Fixing Math Phrase Issues


We’ve skilled a system that solves grade college math issues with practically twice the accuracy of a fine-tuned GPT-3 mannequin. It solves about 90% as many issues as actual youngsters: a small pattern of 9-12 yr olds scored 60% on a check from our dataset, whereas our system scored 55% on those self same issues. That is essential as a result of right now’s AI continues to be fairly weak at commonsense multistep reasoning, which is straightforward even for grade college youngsters. We achieved these outcomes by coaching our mannequin to acknowledge its errors, in order that it will probably strive repeatedly till it finds an answer that works.

Learn paperBrowse samplesObtain dataset


Massive language fashions like GPT-3 have many spectacular abilities, together with their capability to mimic many writing kinds, and their in depth factual information. Nevertheless, they battle to carry out duties that require correct multistep reasoning, like fixing grade college math phrase issues. Though the mannequin can mimic the cadence of appropriate options, it frequently produces important errors in logic.

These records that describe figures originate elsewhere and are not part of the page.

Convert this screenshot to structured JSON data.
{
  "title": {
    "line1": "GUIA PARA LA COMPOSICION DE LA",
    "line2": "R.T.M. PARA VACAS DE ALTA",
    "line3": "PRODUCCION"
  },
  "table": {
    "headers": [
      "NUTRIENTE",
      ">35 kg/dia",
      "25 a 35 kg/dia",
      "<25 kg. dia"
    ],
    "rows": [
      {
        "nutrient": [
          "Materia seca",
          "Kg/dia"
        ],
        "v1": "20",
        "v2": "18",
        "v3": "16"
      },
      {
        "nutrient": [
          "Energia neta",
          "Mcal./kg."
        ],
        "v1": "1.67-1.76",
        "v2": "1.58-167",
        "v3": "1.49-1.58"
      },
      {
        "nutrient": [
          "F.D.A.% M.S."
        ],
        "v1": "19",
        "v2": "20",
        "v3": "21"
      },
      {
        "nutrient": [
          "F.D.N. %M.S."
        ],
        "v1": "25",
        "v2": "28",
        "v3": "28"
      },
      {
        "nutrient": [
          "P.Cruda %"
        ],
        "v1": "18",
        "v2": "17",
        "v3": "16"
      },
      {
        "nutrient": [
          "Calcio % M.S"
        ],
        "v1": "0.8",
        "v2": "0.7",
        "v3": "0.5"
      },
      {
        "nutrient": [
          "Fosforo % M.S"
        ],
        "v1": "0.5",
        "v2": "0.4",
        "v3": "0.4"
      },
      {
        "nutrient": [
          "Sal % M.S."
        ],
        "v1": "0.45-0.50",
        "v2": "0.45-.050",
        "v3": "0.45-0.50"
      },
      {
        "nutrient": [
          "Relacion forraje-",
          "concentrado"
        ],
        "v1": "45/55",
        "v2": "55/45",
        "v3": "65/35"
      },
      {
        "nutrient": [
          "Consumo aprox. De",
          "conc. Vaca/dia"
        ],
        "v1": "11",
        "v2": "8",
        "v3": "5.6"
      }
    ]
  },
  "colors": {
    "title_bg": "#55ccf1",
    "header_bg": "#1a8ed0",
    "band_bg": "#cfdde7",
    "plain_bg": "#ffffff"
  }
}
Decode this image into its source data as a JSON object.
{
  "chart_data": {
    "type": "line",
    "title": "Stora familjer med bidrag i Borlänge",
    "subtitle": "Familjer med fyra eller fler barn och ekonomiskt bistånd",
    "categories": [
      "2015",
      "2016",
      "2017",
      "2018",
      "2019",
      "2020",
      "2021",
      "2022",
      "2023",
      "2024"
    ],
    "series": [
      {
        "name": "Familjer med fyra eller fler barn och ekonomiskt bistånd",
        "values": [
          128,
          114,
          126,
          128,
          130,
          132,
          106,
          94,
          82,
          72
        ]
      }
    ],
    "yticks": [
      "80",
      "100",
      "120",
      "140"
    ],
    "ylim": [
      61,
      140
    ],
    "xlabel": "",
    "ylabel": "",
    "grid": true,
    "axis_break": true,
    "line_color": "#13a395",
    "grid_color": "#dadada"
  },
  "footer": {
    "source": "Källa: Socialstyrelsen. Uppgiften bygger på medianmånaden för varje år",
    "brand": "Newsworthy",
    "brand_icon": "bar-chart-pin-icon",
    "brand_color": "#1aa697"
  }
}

To match human efficiency in complicated logical domains, our fashions should study to acknowledge their errors and to decide on their steps fastidiously. To that finish, we prepare verifiers to judge whether or not or not a proposed answer is appropriate. To unravel a brand new downside, we use verifiers to pick one of the best amongst many proposed options. We collected the brand new GSM8K dataset to judge our strategies, and we’re releasing this dataset to facilitate analysis.

Within the ten examples beneath, we present options generated by our new technique, verification, and our baseline technique, fine-tuning.

GSM8K Dataset

GSM8K consists of 8.5K prime quality grade college math phrase issues. Every downside takes between 2 and eight steps to unravel, and options primarily contain performing a sequence of elementary calculations utilizing primary arithmetic operations (+ − × ÷) to succeed in the ultimate reply. Advantageous-tuned state-of-the-art language fashions carry out poorly on this dataset, primarily as a result of excessive variety of issues. On the identical time, GSM8K options rely solely on elementary ideas, so reaching excessive check efficiency is a tractable objective.

Options in GSM8K are written as pure language quite than as pure math expressions. By sticking to pure language, model-generated options are extra readily interpretable by people, and our strategies stay comparatively area agnostic.

Coaching Verifiers: Fashions that Study from their Errors

One important problem in mathematical reasoning is the excessive sensitivity to particular person errors. Autoregressive fashions, which generate every answer token by token, haven’t any mechanism to appropriate their very own errors. Options that veer off-course rapidly change into unrecoverable, as could be seen within the examples offered.

We handle this downside by coaching verifiers to judge the correctness of model-generated options. Verifiers are given many doable options, all written by the mannequin itself, and they’re skilled to resolve which of them, if any, are appropriate.

To unravel a brand new downside at check time, we generate 100 candidate options after which choose the answer that’s ranked highest by the verifier. Verifiers profit from this inherent optionality, in addition to from the truth that verification is commonly a less complicated process than era.

We discover that we get a robust increase in efficiency from verification, so long as the dataset is massive sufficient. With datasets which are too small, we imagine that the verifiers overfit by memorizing the ultimate solutions within the coaching set, quite than studying any extra helpful properties of mathematical reasoning.

On the total coaching set, 6B parameter verification barely outperforms a fine-tuned 175B parameter mannequin, giving a efficiency increase that’s roughly equal to a 30x mannequin dimension improve. Furthermore, verification seems to scale extra successfully with extra knowledge, if we extrapolate primarily based on present outcomes.


Producing appropriate arguments and recognizing incorrect ones are key challenges in growing extra normal AI. Grade college math is a perfect testbed for these capabilities. The issues in GSM8K are conceptually easy, but one delicate mistake is sufficient to derail a whole answer. Figuring out and avoiding such errors is a vital talent for our fashions to develop. By coaching verifiers, we train our fashions to separate the great options from those that didn’t fairly work out. We anticipate these abilities to change into more and more related as we try to use our fashions to extra logically complicated domains.